Quando colocamos algo sob responsabilidade do “mercado”, isso significa que o serviço será prestado segundo uma escala de qualidade (e de preços) e não segundo um patamar único e elevado de qualidade. Significa, portanto, que a qualidade passa a ser “adquirida” na dependência de quanto dinheiro se queira gastar nesta aquisição. Mesmo que a escola continue agora gratuita, no futuro o pai receberá um voucher com um valor fixo para pagar a escola do filho – pública ou privada.

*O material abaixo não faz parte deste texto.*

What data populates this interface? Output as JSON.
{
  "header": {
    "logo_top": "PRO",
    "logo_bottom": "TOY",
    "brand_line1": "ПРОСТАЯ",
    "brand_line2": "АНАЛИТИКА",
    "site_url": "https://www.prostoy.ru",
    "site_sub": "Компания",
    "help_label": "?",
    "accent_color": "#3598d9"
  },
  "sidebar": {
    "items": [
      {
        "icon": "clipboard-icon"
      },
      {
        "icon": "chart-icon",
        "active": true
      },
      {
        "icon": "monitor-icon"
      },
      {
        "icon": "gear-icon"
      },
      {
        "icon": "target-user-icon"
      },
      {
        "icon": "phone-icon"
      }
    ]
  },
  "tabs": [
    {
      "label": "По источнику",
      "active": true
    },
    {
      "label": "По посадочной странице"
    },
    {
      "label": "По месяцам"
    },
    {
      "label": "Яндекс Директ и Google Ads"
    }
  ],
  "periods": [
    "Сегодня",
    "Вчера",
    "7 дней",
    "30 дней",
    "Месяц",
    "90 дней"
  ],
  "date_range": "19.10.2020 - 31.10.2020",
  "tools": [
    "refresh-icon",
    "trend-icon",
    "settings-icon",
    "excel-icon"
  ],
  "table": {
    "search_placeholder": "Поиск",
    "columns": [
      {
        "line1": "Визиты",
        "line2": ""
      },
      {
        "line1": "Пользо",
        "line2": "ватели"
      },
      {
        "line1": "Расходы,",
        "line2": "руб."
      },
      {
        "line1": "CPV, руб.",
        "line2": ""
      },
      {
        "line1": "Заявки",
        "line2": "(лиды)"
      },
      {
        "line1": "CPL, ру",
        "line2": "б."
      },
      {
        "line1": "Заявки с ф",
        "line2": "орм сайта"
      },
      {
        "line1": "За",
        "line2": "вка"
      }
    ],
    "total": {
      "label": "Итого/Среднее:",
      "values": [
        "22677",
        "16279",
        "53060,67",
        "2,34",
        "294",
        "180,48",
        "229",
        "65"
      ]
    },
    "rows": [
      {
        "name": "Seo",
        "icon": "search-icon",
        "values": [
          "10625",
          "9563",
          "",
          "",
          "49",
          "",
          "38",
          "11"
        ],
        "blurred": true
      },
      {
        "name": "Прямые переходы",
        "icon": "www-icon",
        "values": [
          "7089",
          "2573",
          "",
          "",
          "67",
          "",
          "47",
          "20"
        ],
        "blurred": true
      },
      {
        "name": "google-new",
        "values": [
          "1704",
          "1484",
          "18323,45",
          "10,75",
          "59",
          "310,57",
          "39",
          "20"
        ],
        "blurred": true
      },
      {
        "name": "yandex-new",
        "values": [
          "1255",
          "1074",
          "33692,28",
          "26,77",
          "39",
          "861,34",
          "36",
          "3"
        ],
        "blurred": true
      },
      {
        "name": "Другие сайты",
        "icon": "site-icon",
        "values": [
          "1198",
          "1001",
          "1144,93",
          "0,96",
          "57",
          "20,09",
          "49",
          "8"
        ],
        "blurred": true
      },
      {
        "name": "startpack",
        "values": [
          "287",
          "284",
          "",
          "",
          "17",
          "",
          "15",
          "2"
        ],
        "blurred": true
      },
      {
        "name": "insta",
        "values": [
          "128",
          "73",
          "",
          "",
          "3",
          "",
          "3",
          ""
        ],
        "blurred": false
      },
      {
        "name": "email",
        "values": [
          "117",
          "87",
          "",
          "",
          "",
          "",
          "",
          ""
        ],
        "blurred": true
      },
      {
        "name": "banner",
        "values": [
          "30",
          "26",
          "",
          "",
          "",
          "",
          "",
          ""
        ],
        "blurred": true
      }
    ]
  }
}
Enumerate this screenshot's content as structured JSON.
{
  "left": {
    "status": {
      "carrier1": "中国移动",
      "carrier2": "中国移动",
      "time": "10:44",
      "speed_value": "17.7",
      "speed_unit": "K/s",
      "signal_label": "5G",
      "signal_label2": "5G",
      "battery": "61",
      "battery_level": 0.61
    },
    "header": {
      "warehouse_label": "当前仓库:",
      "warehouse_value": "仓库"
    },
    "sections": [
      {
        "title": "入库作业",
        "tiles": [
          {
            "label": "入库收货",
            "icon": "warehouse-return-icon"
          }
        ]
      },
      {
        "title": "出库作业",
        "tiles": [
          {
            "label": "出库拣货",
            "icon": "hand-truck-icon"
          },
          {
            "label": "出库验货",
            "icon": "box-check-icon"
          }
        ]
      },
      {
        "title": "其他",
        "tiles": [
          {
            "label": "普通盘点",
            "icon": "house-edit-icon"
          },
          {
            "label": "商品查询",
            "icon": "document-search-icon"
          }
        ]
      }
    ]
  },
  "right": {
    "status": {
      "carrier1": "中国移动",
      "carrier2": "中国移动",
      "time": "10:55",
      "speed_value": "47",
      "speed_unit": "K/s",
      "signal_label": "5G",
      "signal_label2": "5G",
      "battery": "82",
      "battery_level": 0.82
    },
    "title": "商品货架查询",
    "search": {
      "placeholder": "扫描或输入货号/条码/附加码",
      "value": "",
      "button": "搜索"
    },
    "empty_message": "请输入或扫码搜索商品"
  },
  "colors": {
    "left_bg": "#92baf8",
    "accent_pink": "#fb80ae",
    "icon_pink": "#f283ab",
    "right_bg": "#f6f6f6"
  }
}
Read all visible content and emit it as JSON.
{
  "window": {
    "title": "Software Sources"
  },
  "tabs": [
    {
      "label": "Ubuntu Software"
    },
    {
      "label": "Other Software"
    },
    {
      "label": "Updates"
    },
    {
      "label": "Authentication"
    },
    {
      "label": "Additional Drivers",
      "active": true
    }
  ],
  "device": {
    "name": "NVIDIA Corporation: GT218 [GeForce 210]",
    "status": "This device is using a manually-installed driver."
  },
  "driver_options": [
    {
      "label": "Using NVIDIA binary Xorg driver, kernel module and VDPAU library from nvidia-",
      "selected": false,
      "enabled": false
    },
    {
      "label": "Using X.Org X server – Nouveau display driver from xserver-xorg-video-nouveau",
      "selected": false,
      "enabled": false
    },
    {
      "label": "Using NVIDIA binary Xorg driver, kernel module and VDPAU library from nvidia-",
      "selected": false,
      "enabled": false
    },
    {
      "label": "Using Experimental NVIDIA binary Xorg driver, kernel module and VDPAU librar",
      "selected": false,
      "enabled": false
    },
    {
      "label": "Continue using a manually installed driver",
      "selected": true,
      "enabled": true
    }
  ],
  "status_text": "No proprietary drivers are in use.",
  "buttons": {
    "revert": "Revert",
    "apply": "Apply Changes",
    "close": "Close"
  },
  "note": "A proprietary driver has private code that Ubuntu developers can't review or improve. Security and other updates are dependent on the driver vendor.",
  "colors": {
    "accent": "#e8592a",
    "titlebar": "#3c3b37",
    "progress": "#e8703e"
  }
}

Por exemplo, existem vários tipos de celulares e você compra quanta qualidade cabe no seu bolso. Este é o destino também do “serviço educacional” quando ele passa a ser ofertado no mercado. No Chile a privatização levou os pais ao co-pagamento: o Estado dá um pequeno voucher para o pai e este, se quer uma qualidade melhor de escola para seu filho, tem que colocar seu próprio dinheiro para poder matricular seu filho em uma escola privatizada e de qualidade. Caso não tenha dinheiro, tem que voltar a colocar o filho na escola pública que restou, mas aí, encontra uma escola degradada pela falta de financiamento, pois ele foi redirecionado para as terceirizadas. Eles aprenderam que somente a escola pública, adequadamente apoiada pelo poder público, pode ter uma qualidade elevada para todos.
A privatização é uma forma das elites criarem às custas de vouchers, pagos com recursos públicos do Estado, subsídios para o pagamento das caras escolas privadas onde seus filhos estudam, ao mesmo tempo em que procuram se livrar do custo dos programas de inclusão social no qual a Educação tem papel central. Elas resolveram cuidar de si mesmas e o resto que se dane.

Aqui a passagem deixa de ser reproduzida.